ACT News

Older non-drivers raise concerns over lack of Canberra transport

Demand for more accessible and cheaper transport in Canberra is nothing new, but older non-drivers have it particularly tough.

Anna Saxon has lived in Canberra for more than 40 years and spends 1½ hours travelling by bus from her Lyneham home to Ainslie, a trip that takes less than 10 minutes in a car.

Lyneham resident, Anna Saxon waiting for a bus with her guide dog. She finds it very difficult to get around Canberra ...
Lyneham resident, Anna Saxon waiting for a bus with her guide dog. She finds it very difficult to get around Canberra and plans to attend the Council on the Ageing forum.  Photo: Rohan Thomson

She can't bring both her guide dog and walker on the bus, but even without the walker, she and her dog can cause frustrating congestion in older buses.

On October 7, Uber, NICTA, Capital Metro, Belconnen Community Services and the ACT government's Territory and Municipal Services (TAMS) will unite at the Council on the Ageing (COTA) ACT's forum at Hughes Community Centre Hall to address transport solutions for seniors.

Ms Saxon hopes it will be different to other forums she's attended where "nothing really changes".

COTA ACT's Jane Thomson believes it will be.

"What we hope is that people start thinking out of the box about the transport needs of these people instead of continuing an unproductive debate about public transport," she said.

A COTA survey of nearly 500 older Canberrans found almost half experienced some difficulty travelling locally.

Those with mobility constraints or health conditions had the most trouble, with entertainment and social activities the hardest to reach. It found that when friends and relatives can't help seniors out, "life becomes quite difficult and the risks of isolation increase greatly".

"It will look at creative solutions for people such as the flexible bus service thats TAMS runs and takes people from door-to-door. It has been running for a year and funded for another year, so that's been really successful," Ms Thomson said.

However, Ms Saxon said the community buses can't always accommodate her guide dog.

Ms Thomson pointed to NICTA's pilot with the ACT government where locals hop in a taxi at the bus stop for the price of a bus ticket. They claim it would be cheaper to put some people into taxis than running empty buses to the Canberra outskirts on weekends and at night.
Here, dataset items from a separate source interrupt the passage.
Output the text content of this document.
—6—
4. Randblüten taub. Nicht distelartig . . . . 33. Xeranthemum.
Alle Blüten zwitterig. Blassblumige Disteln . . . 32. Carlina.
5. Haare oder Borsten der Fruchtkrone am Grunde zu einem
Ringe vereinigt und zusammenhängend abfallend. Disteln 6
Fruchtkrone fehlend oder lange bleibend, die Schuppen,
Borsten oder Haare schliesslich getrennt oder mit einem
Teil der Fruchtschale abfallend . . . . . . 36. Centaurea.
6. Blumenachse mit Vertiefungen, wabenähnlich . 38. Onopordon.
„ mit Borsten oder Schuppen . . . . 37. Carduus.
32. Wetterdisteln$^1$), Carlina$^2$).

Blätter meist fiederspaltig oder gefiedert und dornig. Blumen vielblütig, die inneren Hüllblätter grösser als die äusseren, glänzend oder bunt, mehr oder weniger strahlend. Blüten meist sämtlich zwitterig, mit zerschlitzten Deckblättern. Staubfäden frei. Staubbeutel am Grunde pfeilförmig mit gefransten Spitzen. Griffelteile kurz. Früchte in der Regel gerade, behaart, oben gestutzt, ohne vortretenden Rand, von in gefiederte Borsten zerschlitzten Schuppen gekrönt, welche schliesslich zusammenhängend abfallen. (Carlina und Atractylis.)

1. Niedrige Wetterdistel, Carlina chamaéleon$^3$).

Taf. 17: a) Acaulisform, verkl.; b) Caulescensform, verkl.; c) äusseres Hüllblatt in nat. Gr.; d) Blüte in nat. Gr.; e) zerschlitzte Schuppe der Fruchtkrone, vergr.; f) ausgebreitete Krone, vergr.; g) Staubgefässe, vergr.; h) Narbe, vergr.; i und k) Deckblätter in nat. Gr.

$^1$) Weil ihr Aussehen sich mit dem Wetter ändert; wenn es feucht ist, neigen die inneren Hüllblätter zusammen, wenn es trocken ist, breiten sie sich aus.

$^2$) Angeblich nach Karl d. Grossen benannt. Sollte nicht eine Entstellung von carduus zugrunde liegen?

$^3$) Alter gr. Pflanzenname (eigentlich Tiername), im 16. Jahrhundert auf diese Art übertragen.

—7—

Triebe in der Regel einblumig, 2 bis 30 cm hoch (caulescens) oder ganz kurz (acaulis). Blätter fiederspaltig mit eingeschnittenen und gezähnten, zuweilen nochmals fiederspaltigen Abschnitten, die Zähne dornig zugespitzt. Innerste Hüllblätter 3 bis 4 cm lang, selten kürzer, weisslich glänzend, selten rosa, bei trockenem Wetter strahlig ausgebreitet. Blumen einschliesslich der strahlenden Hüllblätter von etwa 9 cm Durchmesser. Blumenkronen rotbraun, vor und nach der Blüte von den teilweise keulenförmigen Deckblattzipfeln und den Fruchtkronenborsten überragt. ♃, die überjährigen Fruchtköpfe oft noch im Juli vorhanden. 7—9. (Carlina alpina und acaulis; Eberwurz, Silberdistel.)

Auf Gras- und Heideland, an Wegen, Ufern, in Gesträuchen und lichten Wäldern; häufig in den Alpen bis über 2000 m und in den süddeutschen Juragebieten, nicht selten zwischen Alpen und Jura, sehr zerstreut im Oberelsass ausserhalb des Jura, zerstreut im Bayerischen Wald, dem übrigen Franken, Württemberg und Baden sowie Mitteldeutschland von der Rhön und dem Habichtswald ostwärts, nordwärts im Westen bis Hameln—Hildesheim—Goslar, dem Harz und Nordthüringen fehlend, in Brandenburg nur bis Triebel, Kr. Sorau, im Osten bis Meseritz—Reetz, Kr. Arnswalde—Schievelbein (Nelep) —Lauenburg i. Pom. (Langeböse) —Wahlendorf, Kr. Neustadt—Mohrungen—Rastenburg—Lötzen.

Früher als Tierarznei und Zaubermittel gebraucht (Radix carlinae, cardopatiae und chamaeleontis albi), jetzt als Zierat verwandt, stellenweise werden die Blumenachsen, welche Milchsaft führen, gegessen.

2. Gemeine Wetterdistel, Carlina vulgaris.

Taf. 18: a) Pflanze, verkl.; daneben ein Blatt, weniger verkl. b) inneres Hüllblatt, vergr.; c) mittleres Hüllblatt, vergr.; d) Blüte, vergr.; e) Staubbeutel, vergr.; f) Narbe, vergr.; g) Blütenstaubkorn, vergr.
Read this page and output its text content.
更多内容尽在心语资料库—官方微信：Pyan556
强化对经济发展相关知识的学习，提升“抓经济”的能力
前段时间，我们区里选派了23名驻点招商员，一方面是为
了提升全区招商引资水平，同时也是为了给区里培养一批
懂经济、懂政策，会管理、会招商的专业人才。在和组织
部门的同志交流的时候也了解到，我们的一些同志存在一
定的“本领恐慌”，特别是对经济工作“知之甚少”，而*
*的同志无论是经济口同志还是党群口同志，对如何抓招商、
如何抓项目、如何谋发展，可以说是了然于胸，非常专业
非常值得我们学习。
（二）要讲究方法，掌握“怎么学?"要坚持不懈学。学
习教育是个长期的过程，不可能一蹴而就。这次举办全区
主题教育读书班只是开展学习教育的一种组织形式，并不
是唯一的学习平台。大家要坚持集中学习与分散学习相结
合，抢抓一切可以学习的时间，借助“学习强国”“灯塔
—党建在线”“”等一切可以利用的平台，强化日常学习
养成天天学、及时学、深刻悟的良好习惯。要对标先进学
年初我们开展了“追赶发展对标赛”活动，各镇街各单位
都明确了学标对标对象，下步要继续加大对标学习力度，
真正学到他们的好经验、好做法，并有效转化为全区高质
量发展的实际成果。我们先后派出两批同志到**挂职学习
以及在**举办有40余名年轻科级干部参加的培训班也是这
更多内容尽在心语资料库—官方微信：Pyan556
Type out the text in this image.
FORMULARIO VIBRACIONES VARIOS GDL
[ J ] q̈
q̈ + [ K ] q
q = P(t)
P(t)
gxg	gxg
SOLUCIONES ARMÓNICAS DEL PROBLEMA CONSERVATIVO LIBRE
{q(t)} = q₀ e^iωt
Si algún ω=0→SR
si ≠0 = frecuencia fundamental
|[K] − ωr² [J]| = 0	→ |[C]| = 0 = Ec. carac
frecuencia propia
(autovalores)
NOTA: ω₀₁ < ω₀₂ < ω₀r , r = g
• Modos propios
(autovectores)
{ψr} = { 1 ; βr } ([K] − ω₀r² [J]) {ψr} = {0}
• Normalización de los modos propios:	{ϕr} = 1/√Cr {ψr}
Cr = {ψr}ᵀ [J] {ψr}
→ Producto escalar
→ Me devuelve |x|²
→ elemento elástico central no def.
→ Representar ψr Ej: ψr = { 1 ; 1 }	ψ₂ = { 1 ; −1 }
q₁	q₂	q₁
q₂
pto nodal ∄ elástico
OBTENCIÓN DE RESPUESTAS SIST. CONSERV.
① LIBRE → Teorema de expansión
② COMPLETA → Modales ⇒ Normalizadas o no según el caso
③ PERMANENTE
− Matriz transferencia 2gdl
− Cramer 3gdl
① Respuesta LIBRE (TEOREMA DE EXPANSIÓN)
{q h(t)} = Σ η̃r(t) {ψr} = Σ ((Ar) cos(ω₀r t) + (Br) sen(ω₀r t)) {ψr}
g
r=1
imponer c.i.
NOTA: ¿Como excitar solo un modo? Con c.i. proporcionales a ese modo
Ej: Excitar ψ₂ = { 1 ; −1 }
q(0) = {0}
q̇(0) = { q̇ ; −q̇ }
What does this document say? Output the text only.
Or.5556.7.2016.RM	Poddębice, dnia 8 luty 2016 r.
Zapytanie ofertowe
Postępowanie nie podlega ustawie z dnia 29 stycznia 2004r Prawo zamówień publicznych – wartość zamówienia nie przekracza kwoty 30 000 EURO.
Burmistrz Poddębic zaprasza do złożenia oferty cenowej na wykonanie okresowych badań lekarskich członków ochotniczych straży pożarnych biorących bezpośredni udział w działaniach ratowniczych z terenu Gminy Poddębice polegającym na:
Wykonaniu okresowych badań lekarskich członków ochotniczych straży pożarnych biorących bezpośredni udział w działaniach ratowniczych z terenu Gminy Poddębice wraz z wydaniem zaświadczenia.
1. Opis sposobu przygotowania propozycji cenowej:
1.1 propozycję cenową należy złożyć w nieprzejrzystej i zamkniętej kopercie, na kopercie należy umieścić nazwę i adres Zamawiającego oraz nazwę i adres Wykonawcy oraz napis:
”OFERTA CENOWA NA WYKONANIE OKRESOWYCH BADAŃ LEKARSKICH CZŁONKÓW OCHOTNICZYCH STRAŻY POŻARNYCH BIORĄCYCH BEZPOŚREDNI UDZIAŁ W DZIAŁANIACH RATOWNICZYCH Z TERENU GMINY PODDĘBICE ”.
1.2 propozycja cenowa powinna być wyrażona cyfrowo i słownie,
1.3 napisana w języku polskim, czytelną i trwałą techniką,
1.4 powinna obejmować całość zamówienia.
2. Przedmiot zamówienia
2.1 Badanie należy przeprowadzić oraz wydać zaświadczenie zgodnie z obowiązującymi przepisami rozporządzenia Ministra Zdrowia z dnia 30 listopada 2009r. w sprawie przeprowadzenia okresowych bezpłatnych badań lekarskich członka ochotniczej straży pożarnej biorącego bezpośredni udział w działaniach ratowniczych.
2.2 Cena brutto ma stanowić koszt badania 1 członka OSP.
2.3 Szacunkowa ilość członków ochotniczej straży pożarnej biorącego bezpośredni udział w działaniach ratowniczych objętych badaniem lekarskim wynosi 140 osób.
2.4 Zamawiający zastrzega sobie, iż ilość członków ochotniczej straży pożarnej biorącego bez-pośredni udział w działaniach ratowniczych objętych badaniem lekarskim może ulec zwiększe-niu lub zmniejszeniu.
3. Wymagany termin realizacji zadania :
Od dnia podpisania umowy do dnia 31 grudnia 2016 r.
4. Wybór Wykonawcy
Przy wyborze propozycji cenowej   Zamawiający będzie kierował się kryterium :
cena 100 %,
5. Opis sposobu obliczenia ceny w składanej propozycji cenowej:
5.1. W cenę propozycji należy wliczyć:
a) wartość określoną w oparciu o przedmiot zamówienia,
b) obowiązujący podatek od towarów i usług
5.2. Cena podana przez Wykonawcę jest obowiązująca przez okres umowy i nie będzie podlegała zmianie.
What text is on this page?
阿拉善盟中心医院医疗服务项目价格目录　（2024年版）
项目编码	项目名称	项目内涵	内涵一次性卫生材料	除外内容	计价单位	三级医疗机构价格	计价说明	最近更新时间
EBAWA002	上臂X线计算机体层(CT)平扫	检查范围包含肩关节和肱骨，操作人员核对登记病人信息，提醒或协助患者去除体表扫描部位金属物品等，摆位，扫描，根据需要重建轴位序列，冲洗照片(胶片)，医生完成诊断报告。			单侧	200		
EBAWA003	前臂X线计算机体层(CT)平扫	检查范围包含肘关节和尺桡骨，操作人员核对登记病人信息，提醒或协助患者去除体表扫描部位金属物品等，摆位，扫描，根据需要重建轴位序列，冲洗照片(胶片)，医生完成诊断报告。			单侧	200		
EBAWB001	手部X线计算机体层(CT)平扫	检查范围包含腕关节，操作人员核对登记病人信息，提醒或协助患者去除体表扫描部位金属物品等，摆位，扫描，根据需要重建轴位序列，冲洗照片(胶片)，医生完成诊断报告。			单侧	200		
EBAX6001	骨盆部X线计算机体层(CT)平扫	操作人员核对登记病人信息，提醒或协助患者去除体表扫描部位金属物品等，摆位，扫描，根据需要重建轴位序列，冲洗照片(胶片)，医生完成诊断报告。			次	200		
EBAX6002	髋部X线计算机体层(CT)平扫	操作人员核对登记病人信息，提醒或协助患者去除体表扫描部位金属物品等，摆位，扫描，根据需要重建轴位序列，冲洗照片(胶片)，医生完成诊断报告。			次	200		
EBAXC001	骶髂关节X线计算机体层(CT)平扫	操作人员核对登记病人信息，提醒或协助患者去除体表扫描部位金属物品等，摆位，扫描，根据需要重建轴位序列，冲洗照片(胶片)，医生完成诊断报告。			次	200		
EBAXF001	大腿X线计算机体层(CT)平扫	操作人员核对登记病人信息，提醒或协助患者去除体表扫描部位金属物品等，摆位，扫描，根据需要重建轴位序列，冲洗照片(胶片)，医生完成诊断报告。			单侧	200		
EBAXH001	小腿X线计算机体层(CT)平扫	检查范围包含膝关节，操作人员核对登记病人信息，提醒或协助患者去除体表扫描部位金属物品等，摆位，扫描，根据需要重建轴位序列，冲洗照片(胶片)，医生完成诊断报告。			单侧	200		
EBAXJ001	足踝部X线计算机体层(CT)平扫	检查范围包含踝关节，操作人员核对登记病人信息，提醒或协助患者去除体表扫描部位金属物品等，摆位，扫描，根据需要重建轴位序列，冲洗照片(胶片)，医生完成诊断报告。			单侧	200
But Kambah senior Beverley Bruen​, who has never driven, thinks improving buses is more practical and urgent solution than replacing some.

"There would be more demand if they were more frequent, and closer for older people to walk to," she said.

"And the stairs on the old buses are really difficult; someone had to help me up the other day."

According to the COTA report, many seniors find taxis hard to book and disabled travellers are often refused short trips.

As for other proposed solutions, the ACT Light Rail stop would be beyond walking distance for Ms Bruen, and Ms Saxon would have safety concerns about the ride-sharing service Uber, which is coming to Canberra.

The forum will conclude with an open panel discussion for members of the public to contribute.